A couple of days ago, the online library JSTOR announced that they are opening part of their archives and making them available for free. Over 1,200 journals will now be available to anyone who signs up for a JSTOR account. Usually, unless you are affiliated with a university library, most JSTOR content is not freely available to the public. Most public libraries can’t afford to pay for a JSTOR account, so their archives have been notoriously unavailable to lay people. While this is a nice gesture, the access is still somewhat limited: once you sign up for an account, you can read “up to three articles for free every two weeks.”

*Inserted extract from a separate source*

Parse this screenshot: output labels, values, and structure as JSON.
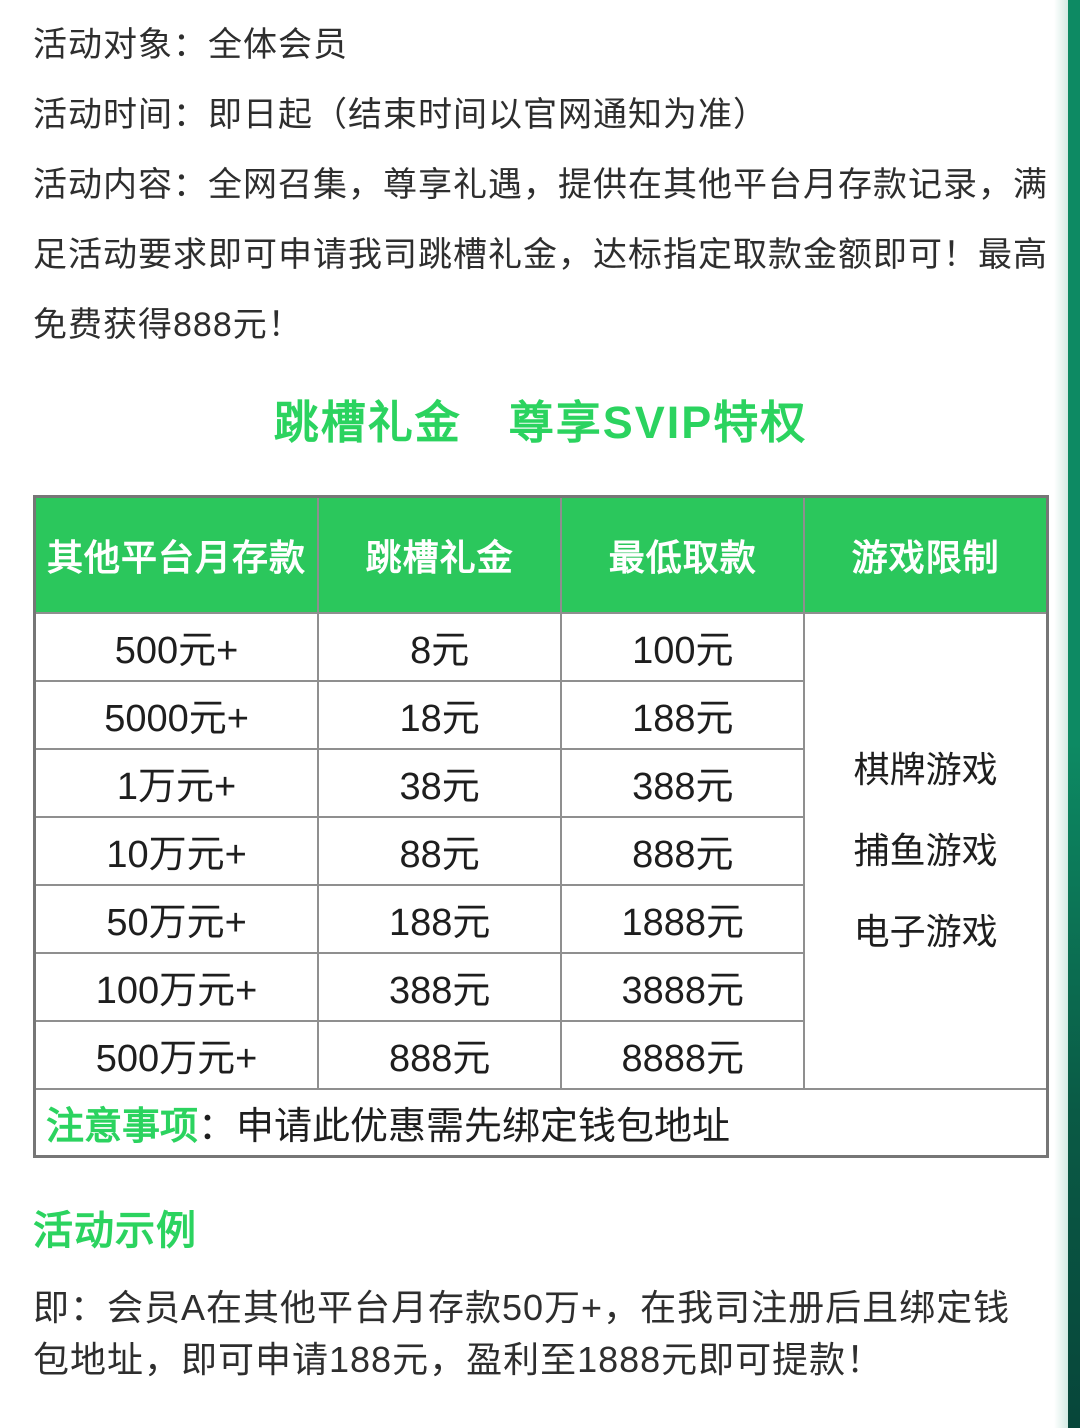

Many people feel that all publicly funded research should be freely available to…the public. Critics argue that commercial entities have made huge profits on the results of research funded by taxpayers. The United Kingdom seems to be a pioneer in making taxpayer-funded research freely available, thanks in large part to the work of Dame Janet Fitch. In July of last year, the British government accepted her recommendations.
The U.S. is still arguing with itself about how to approach the issue, and many people are not optimistic about a resolution. But, as professor Michael B. Eisen wrote in a New York Times op-ed piece last year, “Rather than rolling back public access, Congress should move to enshrine a simple principle in United States law: if taxpayers paid for it, they own it.”
In related news, Reddit co-founder and online activist Aaron Swartz died yesterday, the result of suicide. He had battled depression for years and wrote publicly and eloquently about it on his blog. But he was also facing trial after being accused of illegally downloading millions of articles from MIT and JSTOR archives. The case was controversial, with some claiming Swartz broke no laws. I guess we’ll never know what the legal outcome would have been, but it’s a sad coincidence that his death came just days after JSTOR made their announcement.